By John Kelly
Washington Post Staff Writer
Monday, April 19, 2010; B03
"Manhattan on the Potomac: It's Not So Far Away"
-- headline in Rosslyn magazine, published by Rosslyn Renaissance and the Rosslyn Business Improvement District
I emerged from the subway with that mixture of anticipation and dread I always feel upon visiting a big, bustling city. Anticipation because of the myriad wonderments the metropolis offers, dread because I'm always worried that some big-city sharpie will prey on this rube from the provinces. I pondered putting my wallet in my underwear but decided against it (it makes financial transactions awkward). I noted the time of the last train from the station (11:57 p.m.) and strode out onto North Moore Street, girding myself for sensory overload.
The towers of Washington's only skyline rose around me. The lights of the WJLA zipper rounded the corner in Times Square fashion. But where were the hustlers? The bootleg DVD vendors? The Naked Cowboy? There was not even a Naked GS-13. But perhaps the night was young.
Whenever I'm in Manhattan I try to take in a show, and I behaved no differently in Rosslyn. The theater district is on North Kent Street, and it was to there that I hied, to Synetic Theater's production of "Kafka's Metamorphosis."
The ticket was $40, a bargain when I think of how much I paid for "Miss Saigon." Since curtain wasn't for half an hour, I decided to have a quick drink. I don't know about you, but if I'm going to (SPOILER ALERT) watch a man turn into a bug, I deserve to have necked at least one beer. I considered asking where the nearest watering hole was but decided to let serendipity be my guide.
Serendipity let me down. I walked the rectangle that is Wilson Boulevard, North Lynn, 19th and North Kent streets without encountering anything other than Chipotle, Starbucks, Chopt . . . My heart rose briefly when I saw a sign for 7 Cleaners. I thought it might be one of those concept bars, a gritty unfinished space with an industrial vibe and drinks served in old Windex bottles. But, no, it was a dry cleaners. And it was closed.
The Synetic show was interesting. I guess if it had been on Broadway, it would have been called "Cockroach!" and featured singing, dancing and a lobby full of souvenir Gregor Samsa dolls.
It was now 9:30, probably too early for the most fashionable boîtes to have much of a crowd, but I was hungry and thirsty. I settled into a sidewalk table at Piola, a pizzeria (with a location in New York, I noted). Outside the Asian restaurant next door, a waiter was noisily chaining chairs together, lest they disappear overnight.
Ah, Rosslyn pizza! There's nothing quite like it: perfect at the edges of the crust, watery and undercooked in the center.
My bill paid, I went in search of nightlife. But where? I walked west on Wilson and saw the Rhodeside Grill, but, consulting the map in the back of my copy of Rosslyn magazine, I realized it was not in Rosslyn. I was staying strictly inside the orange border on my map.

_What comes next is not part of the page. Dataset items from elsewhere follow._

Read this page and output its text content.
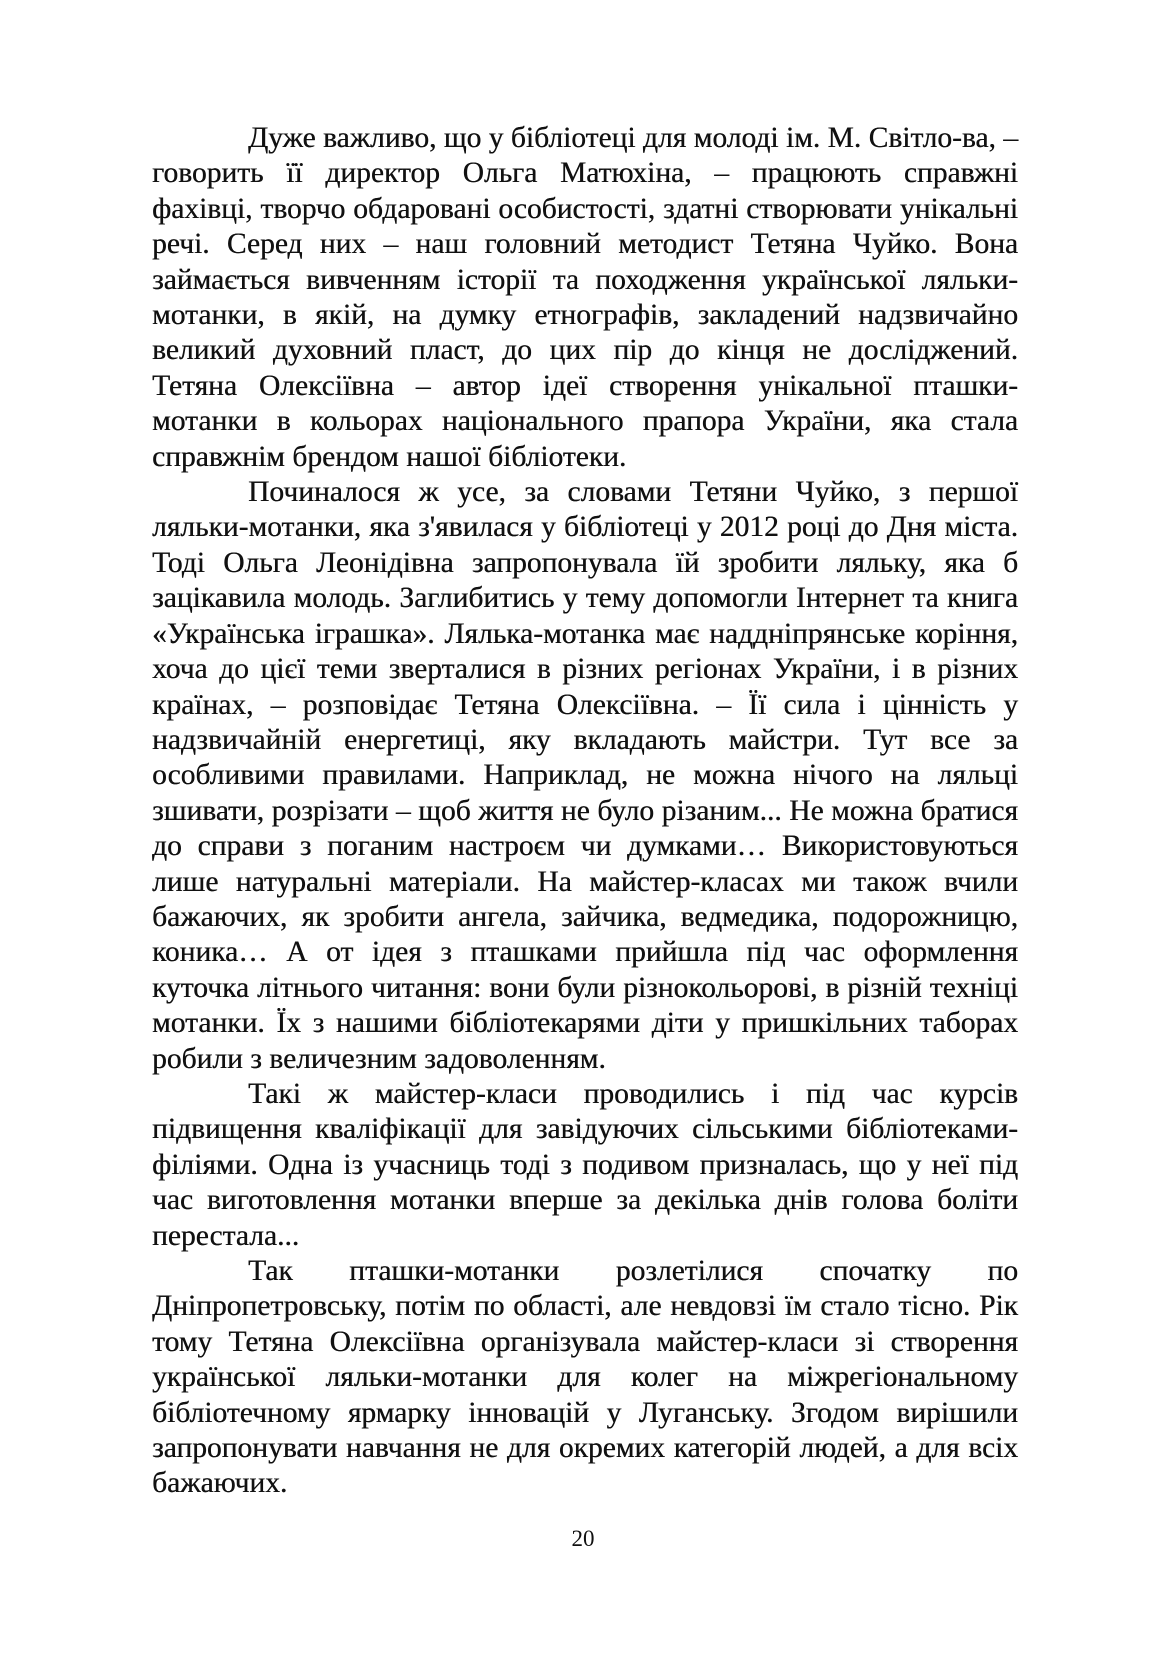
Дуже важливо, що у бібліотеці для молоді ім. М. Світло-ва, – говорить її директор Ольга Матюхіна, – працюють справжні фахівці, творчо обдаровані особистості, здатні створювати унікальні речі. Серед них – наш головний методист Тетяна Чуйко. Вона займається вивченням історії та походження української ляльки-мотанки, в якій, на думку етнографів, закладений надзвичайно великий духовний пласт, до цих пір до кінця не досліджений. Тетяна Олексіївна – автор ідеї створення унікальної пташки-мотанки в кольорах національного прапора України, яка стала справжнім брендом нашої бібліотеки.

Починалося ж усе, за словами Тетяни Чуйко, з першої ляльки-мотанки, яка з'явилася у бібліотеці у 2012 році до Дня міста. Тоді Ольга Леонідівна запропонувала їй зробити ляльку, яка б зацікавила молодь. Заглибитись у тему допомогли Інтернет та книга «Українська іграшка». Лялька-мотанка має наддніпрянське коріння, хоча до цієї теми зверталися в різних регіонах України, і в різних країнах, – розповідає Тетяна Олексіївна. – Її сила і цінність у надзвичайній енергетиці, яку вкладають майстри. Тут все за особливими правилами. Наприклад, не можна нічого на ляльці зшивати, розрізати – щоб життя не було різаним... Не можна братися до справи з поганим настроєм чи думками… Використовуються лише натуральні матеріали. На майстер-класах ми також вчили бажаючих, як зробити ангела, зайчика, ведмедика, подорожницю, коника… А от ідея з пташками прийшла під час оформлення куточка літнього читання: вони були різнокольорові, в різній техніці мотанки. Їх з нашими бібліотекарями діти у пришкільних таборах робили з величезним задоволенням.

Такі ж майстер-класи проводились і під час курсів підвищення кваліфікації для завідуючих сільськими бібліотеками-філіями. Одна із учасниць тоді з подивом призналась, що у неї під час виготовлення мотанки вперше за декілька днів голова боліти перестала...

Так пташки-мотанки розлетілися спочатку по Дніпропетровську, потім по області, але невдовзі їм стало тісно. Рік тому Тетяна Олексіївна організувала майстер-класи зі створення української ляльки-мотанки для колег на міжрегіональному бібліотечному ярмарку інновацій у Луганську. Згодом вирішили запропонувати навчання не для окремих категорій людей, а для всіх бажаючих.

20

I hailed a cab, hopped in and explained to the driver that Rosslyn magazine had called his fair city (his "fare" city, if you will) "Manhattan on the Potomac."
He made a noise that sounded suspiciously like a laugh, then said, "Manhattan? No."
I had heard good things about a bar called Continental, so I asked to be taken there. Before going in, I decided to stroll in Rosslyn's version of Central Park, an oasis of green called Gateway Park that's built over Interstate 66. But a sign read: "Open from sunrise until 1/2 hour after sunset. No trespassing at other times."
There were plenty of tables to choose from at Continental. I sat at the bar. "We have a big happy-hour crowd," explained the bartender, Megan Hamlin.
A man in dreadlocks saw the Rosslyn magazine I was clutching. "They slipped that under my door," he said between sips at a lager. " 'Manhattan on the Potomac' -- that's a horrible analogy."
He explained that he lives in an apartment a few blocks away. He'd never been to Manhattan, he said, but he had a sense of it. He liked Rosslyn but said, "Let's have appreciation and pride for who we are. The Potomac isn't the Hudson River, so why force it?"
My own beer drained, I wanted to gaze down at Rosslyn from one of its skyscrapers, only to find them locked tight. JBG is building enormous twin towers, one with a public observation level, but they won't be finished for three years. I didn't have time to wait around -- the last train was leaving -- but I'll be back to the Big, um, Blueberry!